In the near future, the United States Marine Corps will begin fielding a so-called suicide drone, essentially a quickly deployable — and expendable — flying bomb. Based on the UVision Hero-120, the loitering munition is the largest of the company’s short-range systems.

What It Can Do

Don’t let “short-range” fool you, however. Powered by an electric motor and controlled by a “man-in-the-loop” the Hero-120 has a maximum range of 40 kilometers, or nearly 25 miles, and can stay aloft for an hour. The canister launched drone has 8 pop-out fins and is remarkably lightweight.

The entire drone weighs just 12.5 kilos and packs a 4.5-kilo explosive warhead, presumably in its nose.
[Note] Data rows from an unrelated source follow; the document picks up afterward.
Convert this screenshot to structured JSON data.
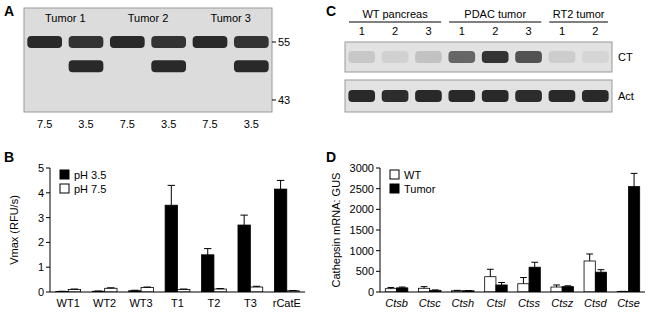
{
  "blot_a": {
    "label": "A",
    "groups": [
      "Tumor 1",
      "Tumor 2",
      "Tumor 3"
    ],
    "lane_labels": [
      "7.5",
      "3.5",
      "7.5",
      "3.5",
      "7.5",
      "3.5"
    ],
    "markers": [
      55,
      43
    ],
    "bands": [
      {
        "kda": 55,
        "intensity": [
          0.9,
          0.85,
          0.9,
          0.85,
          0.9,
          0.85
        ]
      },
      {
        "kda": 50,
        "intensity": [
          0,
          0.9,
          0,
          0.9,
          0,
          0.9
        ]
      }
    ]
  },
  "blot_c": {
    "label": "C",
    "groups": [
      {
        "label": "WT pancreas",
        "lanes": 3
      },
      {
        "label": "PDAC tumor",
        "lanes": 3
      },
      {
        "label": "RT2 tumor",
        "lanes": 2
      }
    ],
    "lane_labels": [
      "1",
      "2",
      "3",
      "1",
      "2",
      "3",
      "1",
      "2"
    ],
    "rows": [
      {
        "label": "CT",
        "intensity": [
          0.12,
          0.08,
          0.15,
          0.6,
          0.85,
          0.7,
          0.1,
          0.06
        ]
      },
      {
        "label": "Act",
        "intensity": [
          0.9,
          0.88,
          0.9,
          0.9,
          0.9,
          0.88,
          0.9,
          0.9
        ]
      }
    ]
  },
  "chart_data": [
    {
      "type": "bar",
      "title": "B",
      "y_label": "Vmax (RFU/s)",
      "categories": [
        "WT1",
        "WT2",
        "WT3",
        "T1",
        "T2",
        "T3",
        "rCatE"
      ],
      "ylim": [
        0,
        5
      ],
      "yticks": [
        0,
        1,
        2,
        3,
        4,
        5
      ],
      "legend": "upper left",
      "series": [
        {
          "name": "pH 3.5",
          "color": "#000000",
          "values": [
            0.02,
            0.03,
            0.05,
            3.5,
            1.5,
            2.7,
            4.15
          ],
          "errors": [
            0.01,
            0.01,
            0.02,
            0.8,
            0.25,
            0.4,
            0.35
          ]
        },
        {
          "name": "pH 7.5",
          "color": "#ffffff",
          "values": [
            0.1,
            0.15,
            0.18,
            0.1,
            0.12,
            0.2,
            0.05
          ],
          "errors": [
            0.02,
            0.02,
            0.02,
            0.02,
            0.02,
            0.03,
            0.01
          ]
        }
      ]
    },
    {
      "type": "bar",
      "title": "D",
      "y_label": "Cathepsin mRNA: GUS",
      "categories": [
        "Ctsb",
        "Ctsc",
        "Ctsh",
        "Ctsl",
        "Ctss",
        "Ctsz",
        "Ctsd",
        "Ctse"
      ],
      "ylim": [
        0,
        3000
      ],
      "yticks": [
        0,
        500,
        1000,
        1500,
        2000,
        2500,
        3000
      ],
      "legend": "upper left",
      "series": [
        {
          "name": "WT",
          "color": "#ffffff",
          "values": [
            80,
            90,
            30,
            370,
            200,
            120,
            750,
            10
          ],
          "errors": [
            30,
            40,
            10,
            180,
            150,
            50,
            170,
            5
          ]
        },
        {
          "name": "Tumor",
          "color": "#000000",
          "values": [
            100,
            40,
            30,
            170,
            600,
            130,
            480,
            2550
          ],
          "errors": [
            20,
            10,
            5,
            60,
            120,
            20,
            60,
            320
          ]
        }
      ]
    }
  ]
}
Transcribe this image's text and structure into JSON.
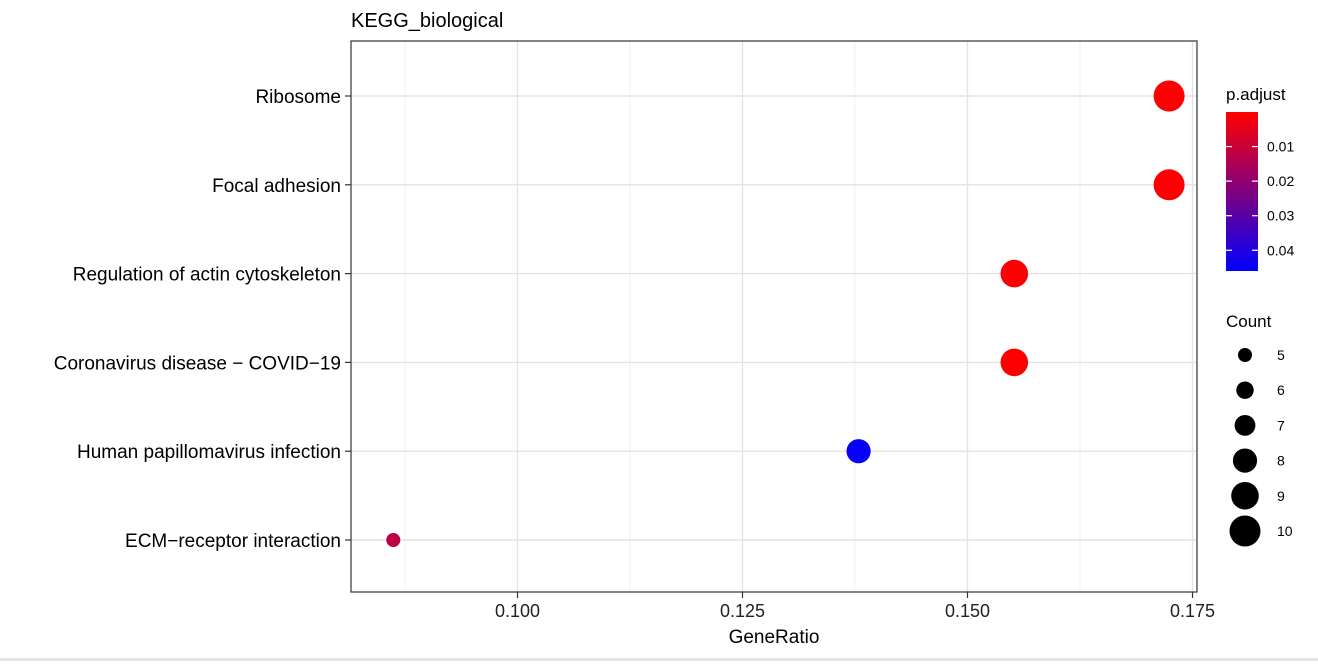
{
  "chart_data": {
    "type": "scatter",
    "title": "KEGG_biological",
    "xlabel": "GeneRatio",
    "ylabel": "",
    "xlim": [
      0.0815,
      0.1755
    ],
    "x_ticks": [
      0.1,
      0.125,
      0.15,
      0.175
    ],
    "x_tick_labels": [
      "0.100",
      "0.125",
      "0.150",
      "0.175"
    ],
    "categories": [
      "Ribosome",
      "Focal adhesion",
      "Regulation of actin cytoskeleton",
      "Coronavirus disease − COVID−19",
      "Human papillomavirus infection",
      "ECM−receptor interaction"
    ],
    "points": [
      {
        "term": "Ribosome",
        "gene_ratio": 0.1724,
        "count": 10,
        "p_adjust": 0.0001
      },
      {
        "term": "Focal adhesion",
        "gene_ratio": 0.1724,
        "count": 10,
        "p_adjust": 0.0002
      },
      {
        "term": "Regulation of actin cytoskeleton",
        "gene_ratio": 0.1552,
        "count": 9,
        "p_adjust": 0.0003
      },
      {
        "term": "Coronavirus disease − COVID−19",
        "gene_ratio": 0.1552,
        "count": 9,
        "p_adjust": 0.0004
      },
      {
        "term": "Human papillomavirus infection",
        "gene_ratio": 0.1379,
        "count": 8,
        "p_adjust": 0.045
      },
      {
        "term": "ECM−receptor interaction",
        "gene_ratio": 0.0862,
        "count": 5,
        "p_adjust": 0.012
      }
    ],
    "grid": true,
    "color_scale": {
      "title": "p.adjust",
      "low_color": "#ff0000",
      "high_color": "#0000ff",
      "min": 0.0,
      "max": 0.046,
      "ticks": [
        0.01,
        0.02,
        0.03,
        0.04
      ],
      "tick_labels": [
        "0.01",
        "0.02",
        "0.03",
        "0.04"
      ]
    },
    "size_legend": {
      "title": "Count",
      "values": [
        5,
        6,
        7,
        8,
        9,
        10
      ],
      "labels": [
        "5",
        "6",
        "7",
        "8",
        "9",
        "10"
      ],
      "color": "#000000"
    },
    "legend_position": "right"
  }
}
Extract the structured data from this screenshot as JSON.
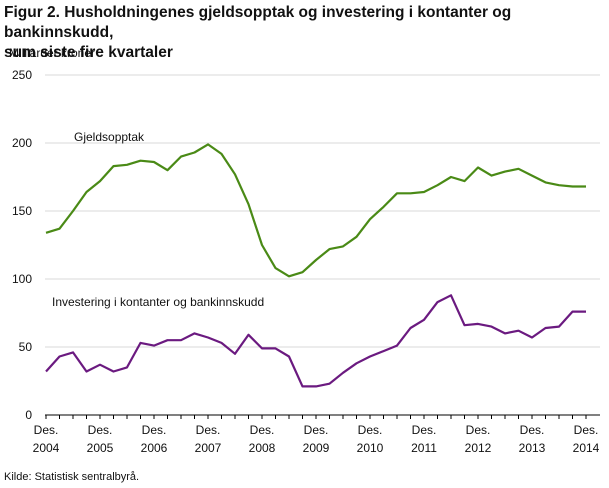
{
  "title_line1": "Figur 2. Husholdningenes gjeldsopptak og investering i kontanter og bankinnskudd,",
  "title_line2": "sum siste fire kvartaler",
  "source": "Kilde: Statistisk sentralbyrå.",
  "chart_data": {
    "type": "line",
    "ylabel": "Milliarder  kroner",
    "ylim": [
      0,
      250
    ],
    "yticks": [
      0,
      50,
      100,
      150,
      200,
      250
    ],
    "xlabel": "",
    "x_tick_labels": [
      {
        "line1": "Des.",
        "line2": "2004",
        "q": 0
      },
      {
        "line1": "Des.",
        "line2": "2005",
        "q": 4
      },
      {
        "line1": "Des.",
        "line2": "2006",
        "q": 8
      },
      {
        "line1": "Des.",
        "line2": "2007",
        "q": 12
      },
      {
        "line1": "Des.",
        "line2": "2008",
        "q": 16
      },
      {
        "line1": "Des.",
        "line2": "2009",
        "q": 20
      },
      {
        "line1": "Des.",
        "line2": "2010",
        "q": 24
      },
      {
        "line1": "Des.",
        "line2": "2011",
        "q": 28
      },
      {
        "line1": "Des.",
        "line2": "2012",
        "q": 32
      },
      {
        "line1": "Des.",
        "line2": "2013",
        "q": 36
      },
      {
        "line1": "Des.",
        "line2": "2014",
        "q": 40
      }
    ],
    "grid": "horizontal",
    "series": [
      {
        "name": "Gjeldsopptak",
        "color": "#4a8a16",
        "values": [
          134,
          137,
          150,
          164,
          172,
          183,
          184,
          187,
          186,
          180,
          190,
          193,
          199,
          192,
          177,
          155,
          125,
          108,
          102,
          105,
          114,
          122,
          124,
          131,
          144,
          153,
          163,
          163,
          164,
          169,
          175,
          172,
          182,
          176,
          179,
          181,
          176,
          171,
          169,
          168,
          168
        ]
      },
      {
        "name": "Investering  i kontanter og bankinnskudd",
        "color": "#6b1a80",
        "values": [
          32,
          43,
          46,
          32,
          37,
          32,
          35,
          53,
          51,
          55,
          55,
          60,
          57,
          53,
          45,
          59,
          49,
          49,
          43,
          21,
          21,
          23,
          31,
          38,
          43,
          47,
          51,
          64,
          70,
          83,
          88,
          66,
          67,
          65,
          60,
          62,
          57,
          64,
          65,
          76,
          76
        ]
      }
    ]
  }
}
Packed into multiple canister launcher-type pods, it is not hard to imagine large numbers of the Hero-120 sent aloft at once — and in fact, that is exactly what the Marine Corps wants to do.

The Marine Corps contracted with Mistral, an American weapon system company, to integrate the Hero-120 onto the LAV and JLTV land vehicles, as well as onto the LRUSV, a long-range remotely operated drone boat. When mated to a vehicle, multiple Heros could be stacked together, not unlike a multiple rocket launcher system.

The Marine’s new suicide drone will differ slightly from the Hero-120 however, though it is not exactly clear what this difference will be exactly.